On Nov. 7, Alberta’s auditor general Merwan Saher tabled his October report, which includes two repeated recommendations for Athabasca University.

The recommendations, which were first made in 2010, are provide backup in the event of a systems failure and to improve monitoring and reporting of online security violations.

Athabasca University President Neil Fassina said he was aware of the recommendations, and that the institution is working to assuage them.

Recommendation 1: Backup systems

This year’s report states in 2010, the university was told to do a risk assessment and build an off-site backup system to keep the online institution going in case of a disaster.

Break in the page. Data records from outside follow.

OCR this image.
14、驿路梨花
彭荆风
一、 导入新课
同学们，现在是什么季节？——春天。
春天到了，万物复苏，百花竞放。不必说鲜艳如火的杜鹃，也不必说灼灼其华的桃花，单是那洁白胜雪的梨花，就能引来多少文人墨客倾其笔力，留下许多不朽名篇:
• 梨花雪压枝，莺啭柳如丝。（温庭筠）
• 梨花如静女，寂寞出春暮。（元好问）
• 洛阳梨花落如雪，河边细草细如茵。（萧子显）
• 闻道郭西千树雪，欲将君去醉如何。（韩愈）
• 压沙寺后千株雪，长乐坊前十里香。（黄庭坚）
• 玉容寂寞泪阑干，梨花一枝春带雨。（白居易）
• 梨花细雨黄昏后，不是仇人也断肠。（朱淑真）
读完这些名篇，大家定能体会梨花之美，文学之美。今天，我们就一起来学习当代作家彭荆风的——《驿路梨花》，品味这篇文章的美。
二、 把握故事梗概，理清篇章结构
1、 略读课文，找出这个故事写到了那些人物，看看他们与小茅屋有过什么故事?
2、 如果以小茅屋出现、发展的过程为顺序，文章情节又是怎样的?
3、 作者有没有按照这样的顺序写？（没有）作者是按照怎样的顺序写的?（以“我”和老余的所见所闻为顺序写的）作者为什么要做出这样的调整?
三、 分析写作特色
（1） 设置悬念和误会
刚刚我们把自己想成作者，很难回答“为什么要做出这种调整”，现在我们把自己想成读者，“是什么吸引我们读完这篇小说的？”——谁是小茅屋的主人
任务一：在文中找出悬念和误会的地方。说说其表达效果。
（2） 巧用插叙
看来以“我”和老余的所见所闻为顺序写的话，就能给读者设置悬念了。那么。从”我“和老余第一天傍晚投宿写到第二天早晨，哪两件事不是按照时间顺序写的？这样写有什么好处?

It was also told to complete and test its disaster recovery plan to make sure services continue if there ever were a disaster. The report says the university prepared a plan in 2008, but in 2010 it was found that it had not been updated or tested since. The auditor general made this recommendation again in 2013, as well.

The report also notes that, in 2012, the university initiated a project to update its “recovery plans and capabilities and was assessing disaster recovery scenarios and pilot test cases for its disaster recovery strategy,” but the project is still “in progress.”

“Management must prioritize resources to establish IT resumption capabilities, which are critical to the university’s mandate to reliably provide accessible online learning,” the report reads. “The university would likely not recover significant IT systems in a reasonable period of time if a system failure occurred.”

Fassina said the project is still “mid-stream.”

“We do continue to move towards what the auditor general has referred to as ‘disaster recovery,’” he said. “What we’ve done in close to the last year is, we’ve shifted the framework.”

He said, in addition to disaster recovery, the school is moving to a system that is “more about business continuity than about disaster recovery.”

“It’s about uptime on the system,” Fassina said. “We’re moving in the direction of being able to make it, even if something did happen to the system, the user would never know because it is simultaneous backup, as compared to traditional disaster recovery.”

He added that, until the project is complete, the school has put in place “redundancy systems” including two backup generators at the university’s Athabasca data farm.

The report stated that the school’s management had stated it was unable to obtain finances to test the plan and establish an offsite disaster recovery facility.

“We’re working within the funds that we do have available to us and we’re putting the pieces in place to move to that business continuity framework as sort of one step at a time in a lockstep manner,” Fassina said. “Each of the systems that we have at Athabasca … has to be integrated. It’s not like you can flip a switch and the whole thing turns over to a new system. We’re taking each piece in as we go.”

Recommendation 2: Online security

A second set of repeated recommendations told Athabasca University to up its game in terms of online security.

The report states that the institution has to formalize its access and security monitoring procedures to detect security threats, report access and security violations to senior management, and identify and resolve the root causes.

“Failure to actively monitor access and security violations allows an intruder to probe for weaknesses or entry points to the university’s financial information systems,” the report reads.

The report also states that in September 2014, the school implemented a set of computer security incident response procedures; however, it was still failing to perform regular periodic reviews of access and security violations, except when security violations occurred.

“What we’re doing next is we’re actually putting pieces into our network where it’s an automatic monitoring forum,” Fassina said. “If someone is trying to tap in, there’s a switch within the network that lets us know that we’re trying to do it and it locks the network down.”

He added that the school had not suffered any of the “breaches that we’re trying to prevent.”